Чтобы точнее уяснить, что же это за явление, обобщенное в Чичикове, Гоголь рассказывает «Повесть о капитане Копейкине». При этом Чичиков удаляется из сюжета, вместо него появляется фантастический двойник, созданный воображением жителей губернского города и живущий в слухах, наполнивших провинцию. Город- ские чиновники горят желанием женить Чичикова, прослывшего «миллионщиком» и намеренного совершить крупную сделку. Чичикову начинают подыскивать невесту, губернаторша знакомит богатого, как предполагают, и неженатого Чичикова со своей дочкой, институткой.

Дамы, проявлявшие исключительный интерес к Чичикову-миллионщику (одна из них в духе Татьяны Лариной даже послала ему неподписанное письмо со словами: «Нет, я должна к тебе писать!» — тут Гоголь смеется над романтическими, уже опошленными страстями), не простили ему короткого увлечения губернаторской дочкой («Всем дамам совершенно не понравилось такое обхождение Чичикова»). Репутация Чичикова постепенно рушится: то Ноздрев прямо заявит губернатору, прокурору и всем чиновникам, что Чичиков «торговал... мертвых», то Коробочка, боясь продешевить, справится, почем ходят нынче мертвые души. Дамы составили «заговор» и окончательно погубили «предприятие» Чичикова. «Мертвые души», губернаторская дочка и Чичиков сбились и смешались в головах обывателей города «необыкновенно странно».

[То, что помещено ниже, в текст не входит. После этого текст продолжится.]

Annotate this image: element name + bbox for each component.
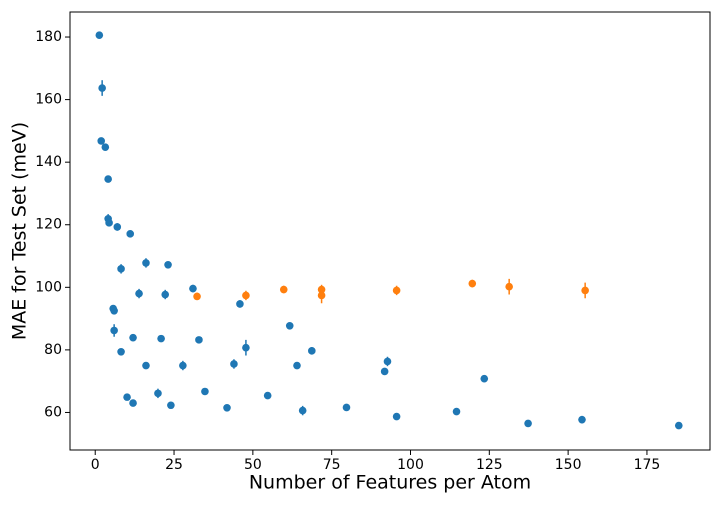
x-tick-label: 150 xyxy=(555,457,582,473)
y-tick-label: 80 xyxy=(44,342,62,358)
x-tick-label: 50 xyxy=(244,457,262,473)
point xyxy=(317,291,326,300)
point xyxy=(342,403,351,412)
point xyxy=(578,415,586,424)
point xyxy=(674,421,683,430)
x-tick-label: 25 xyxy=(165,457,183,473)
x-tick-label: 100 xyxy=(397,457,424,473)
point xyxy=(242,343,250,352)
point xyxy=(293,361,301,370)
point xyxy=(161,290,170,299)
point xyxy=(279,285,288,294)
point xyxy=(505,282,513,291)
point xyxy=(480,374,489,383)
point xyxy=(223,403,231,412)
point xyxy=(263,391,272,400)
point xyxy=(179,361,187,370)
point xyxy=(383,357,392,366)
point xyxy=(298,406,307,415)
point xyxy=(164,260,172,269)
point xyxy=(380,367,389,376)
point xyxy=(230,360,238,368)
y-tick-label: 60 xyxy=(44,404,62,420)
point xyxy=(189,284,197,293)
point xyxy=(97,137,106,145)
point xyxy=(126,230,135,238)
point xyxy=(157,334,165,343)
point xyxy=(98,84,106,92)
point xyxy=(129,333,137,342)
point xyxy=(129,399,137,407)
point xyxy=(110,326,118,335)
point xyxy=(113,223,122,231)
point xyxy=(392,286,401,295)
point xyxy=(193,292,201,301)
y-tick-label: 140 xyxy=(35,154,62,170)
point xyxy=(95,31,104,39)
y-axis-label: MAE for Test Set (meV) xyxy=(9,122,31,340)
point xyxy=(101,143,110,151)
y-tick-label: 180 xyxy=(35,29,62,45)
x-tick-label: 0 xyxy=(91,457,100,473)
point xyxy=(110,306,118,315)
point xyxy=(154,389,162,398)
point xyxy=(142,259,150,267)
point xyxy=(135,289,143,298)
point xyxy=(524,419,532,428)
y-tick-label: 160 xyxy=(35,92,62,108)
x-axis-label: Number of Features per Atom xyxy=(249,472,531,494)
point xyxy=(452,407,461,416)
point xyxy=(142,361,150,370)
x-tick-label: 175 xyxy=(634,457,661,473)
point xyxy=(104,175,112,183)
point xyxy=(468,279,477,288)
point xyxy=(195,336,203,344)
point xyxy=(581,286,589,295)
point xyxy=(105,219,113,227)
x-tick-label: 125 xyxy=(476,457,503,473)
point xyxy=(392,412,401,421)
point xyxy=(117,347,125,356)
point xyxy=(167,401,175,410)
point xyxy=(285,321,294,330)
y-tick-label: 100 xyxy=(35,279,62,295)
x-tick-label: 75 xyxy=(323,457,341,473)
y-tick-label: 120 xyxy=(35,217,62,233)
point xyxy=(242,291,250,300)
point xyxy=(236,300,244,308)
point xyxy=(201,387,209,396)
point xyxy=(117,265,125,273)
point xyxy=(308,347,316,355)
plot-frame xyxy=(69,11,711,451)
point xyxy=(123,393,131,401)
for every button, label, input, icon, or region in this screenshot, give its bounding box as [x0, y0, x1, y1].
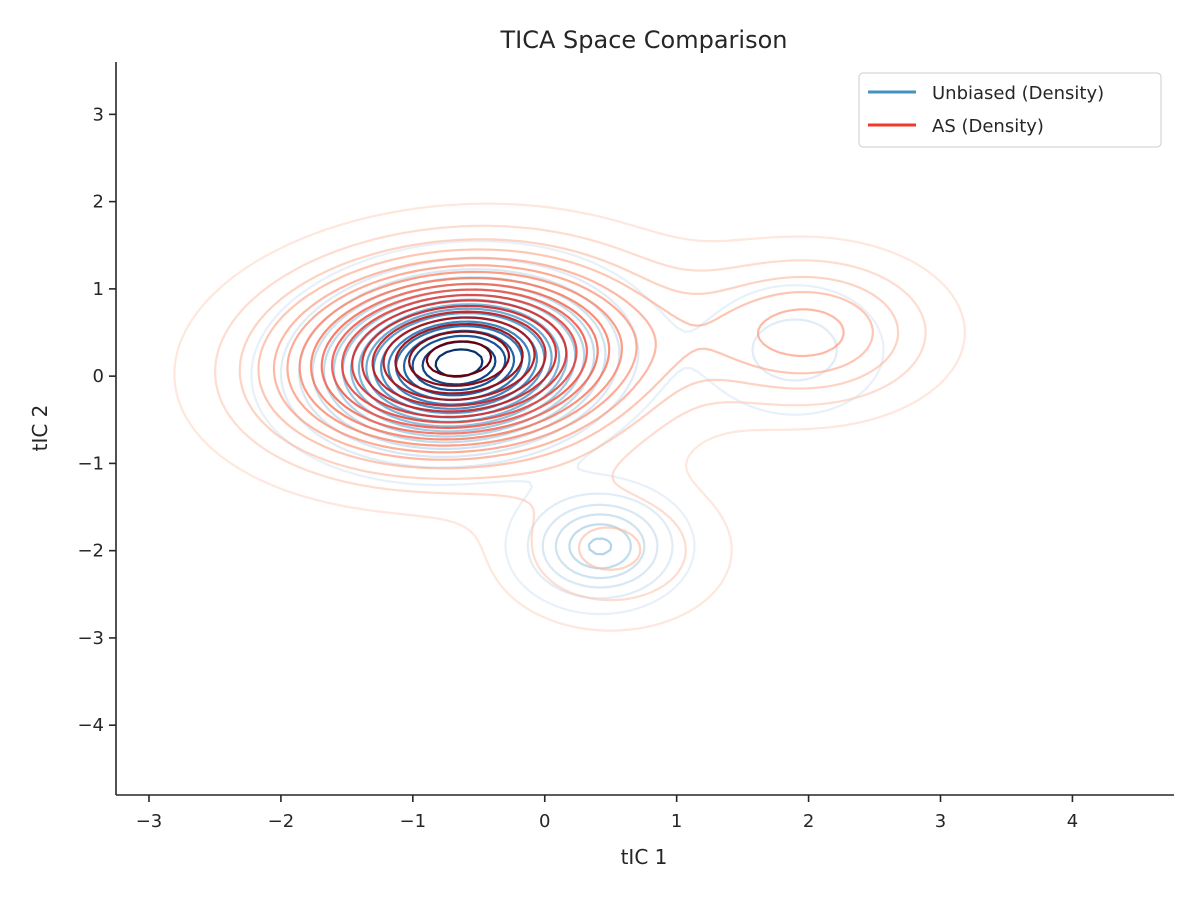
legend-frame — [858, 72, 1162, 148]
x-tick-label: −2 — [268, 811, 295, 832]
contour-level — [298, 268, 659, 589]
x-tick-label: 4 — [1067, 811, 1078, 832]
contour-level — [238, 238, 900, 571]
x-tick-label: 2 — [803, 811, 814, 832]
axes — [115, 62, 1174, 796]
contour-level — [408, 330, 511, 387]
x-ticks: −3 −2 −1 0 1 2 3 4 — [136, 795, 1078, 832]
x-tick-label: 0 — [539, 811, 550, 832]
contour-level — [173, 202, 966, 632]
contour-area — [173, 202, 966, 632]
contour-level — [351, 299, 568, 418]
y-tick-label: −4 — [77, 715, 104, 736]
contour-level — [361, 304, 558, 413]
contour-level — [330, 288, 588, 429]
contour-series-1 — [173, 202, 966, 632]
legend-label-as: AS (Density) — [932, 116, 1044, 137]
y-tick-label: −1 — [77, 453, 104, 474]
contour-level — [272, 256, 845, 461]
y-tick-label: 0 — [93, 366, 104, 387]
x-tick-label: −1 — [400, 811, 427, 832]
chart-title: TICA Space Comparison — [499, 26, 787, 54]
contour-level — [250, 240, 885, 616]
contour-level — [341, 293, 578, 424]
x-tick-label: −3 — [136, 811, 163, 832]
contour-level — [382, 316, 536, 401]
legend-label-unbiased: Unbiased (Density) — [932, 83, 1104, 104]
x-tick-label: 1 — [671, 811, 682, 832]
contour-level — [309, 277, 611, 441]
contour-level — [411, 334, 507, 392]
y-tick-label: −2 — [77, 541, 104, 562]
y-tick-label: 1 — [93, 279, 104, 300]
contour-level — [425, 340, 493, 378]
y-tick-label: 3 — [93, 104, 104, 125]
contour-level — [371, 310, 547, 407]
y-axis-label: tIC 2 — [28, 405, 52, 452]
y-ticks: 3 2 1 0 −1 −2 −3 −4 — [77, 104, 116, 736]
contour-level — [394, 323, 524, 395]
contour-level — [298, 270, 623, 447]
contour-level — [257, 248, 874, 470]
x-axis-label: tIC 1 — [621, 845, 668, 869]
contour-level — [214, 224, 927, 602]
y-tick-label: −3 — [77, 628, 104, 649]
x-tick-label: 3 — [935, 811, 946, 832]
legend: Unbiased (Density) AS (Density) — [858, 72, 1162, 148]
y-tick-label: 2 — [93, 192, 104, 213]
contour-level — [320, 282, 599, 435]
contour-level — [286, 264, 638, 454]
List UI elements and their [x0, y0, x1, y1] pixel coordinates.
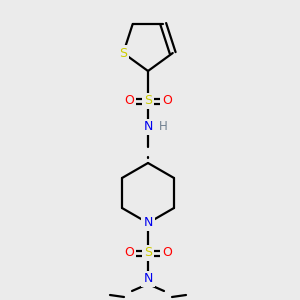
Text: O: O — [162, 94, 172, 107]
Text: N: N — [143, 121, 153, 134]
Text: N: N — [143, 272, 153, 286]
Text: O: O — [162, 247, 172, 260]
Text: S: S — [144, 94, 152, 107]
Text: H: H — [159, 121, 168, 134]
Text: S: S — [119, 46, 127, 59]
Text: S: S — [144, 247, 152, 260]
Text: O: O — [124, 94, 134, 107]
Text: O: O — [124, 247, 134, 260]
Text: N: N — [143, 217, 153, 230]
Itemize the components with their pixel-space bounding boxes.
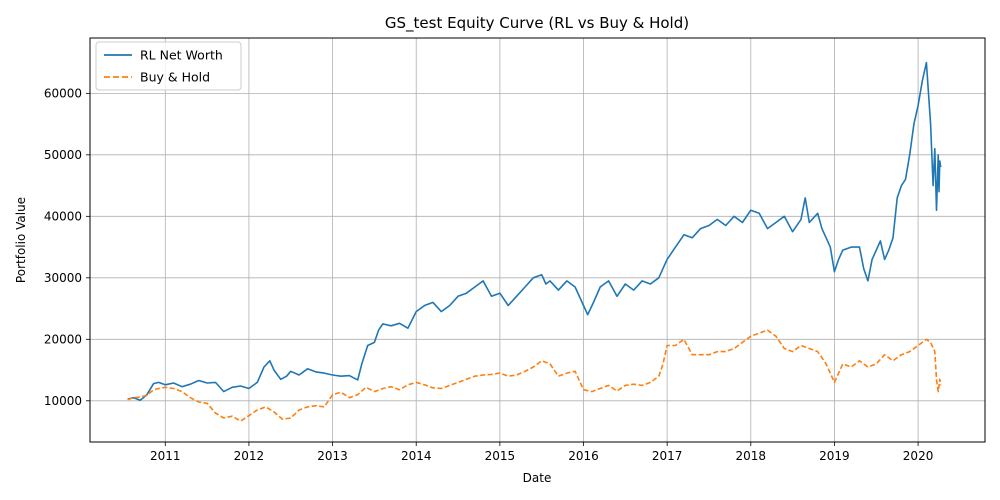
- x-tick-label: 2014: [401, 449, 432, 463]
- x-tick-label: 2018: [736, 449, 767, 463]
- y-tick-label: 40000: [44, 209, 82, 223]
- x-tick-label: 2017: [652, 449, 683, 463]
- y-tick-label: 20000: [44, 332, 82, 346]
- x-tick-label: 2019: [819, 449, 850, 463]
- y-axis-label: Portfolio Value: [14, 197, 28, 283]
- y-axis: 10000 20000 30000 40000 50000 60000: [44, 86, 90, 408]
- x-tick-label: 2020: [903, 449, 934, 463]
- x-axis-label: Date: [523, 471, 552, 485]
- plot-frame: [89, 37, 986, 443]
- x-tick-label: 2015: [485, 449, 516, 463]
- series-rl-net-worth-line: [127, 61, 942, 401]
- legend-label-rl-net-worth: RL Net Worth: [140, 48, 223, 63]
- x-axis: 2011 2012 2013 2014 2015 2016 2017 2018 2019 2020: [150, 442, 933, 463]
- series-buy-and-hold-line: [127, 329, 942, 422]
- y-tick-label: 50000: [44, 148, 82, 162]
- series-layer: [127, 61, 942, 422]
- x-tick-label: 2013: [317, 449, 348, 463]
- legend-box: [95, 41, 242, 91]
- y-tick-label: 10000: [44, 394, 82, 408]
- y-tick-label: 60000: [44, 86, 82, 100]
- legend: RL Net Worth Buy & Hold: [95, 41, 242, 91]
- x-tick-label: 2012: [234, 449, 265, 463]
- legend-label-buy-and-hold: Buy & Hold: [140, 70, 210, 85]
- grid: [90, 38, 985, 442]
- y-tick-label: 30000: [44, 271, 82, 285]
- x-tick-label: 2011: [150, 449, 181, 463]
- chart-title: GS_test Equity Curve (RL vs Buy & Hold): [385, 14, 689, 33]
- x-tick-label: 2016: [568, 449, 599, 463]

Сначала «просто приятная дама», сославшись на слова Коробочки, рассказала «даме, приятной во всех отношениях» о том, что Чичиков явился к Настасье Петровне «вооруженный с ног до головы, вроде Ринальда Ринальдина, и требует: «Продайте,— говорит,— все души, которые умерли». Коробочка отвечает очень резонно и отказывает. Зачем, однако, Чичикову понадобилось подражать Ринальдино Ринальдини из популярного тогда романа X. Вульпиуса, осталось неизвестным, как и то, с какой стати новый Ринальдо Ринальдини — Чичиков — потребовал мертвых душ. Но все-таки мысль о Чичикове как о благородном разбойнике нужно запомнить.

В ходе дальнейшего обсуждения «прелестника» Чичикова «даму, приятную во всех отношениях» озарила догадка: «Это просто выдумано только для прикрытья, а дело вот в чем: он хочет увезти губернаторскую дочку. Это предположение было неожиданно и во всех отношениях необыкновенно». Если Чичиков хотел увезти губернаторскую дочку, то зачем ему в придачу к ней понадобились мертвые души, если он намеревался «покупать мертвые души, так зачем увозить губернаторскую дочку?» Запутавшись во всем этом, дамы сочли, что Чичиков не мог решиться на столь «отважный пассаж» без «участников», и к таким помощникам причислили Ноздрева.

Чичиков выглядит то благородным разбойником, то романтическим героем, похищающим предмет своего интереса.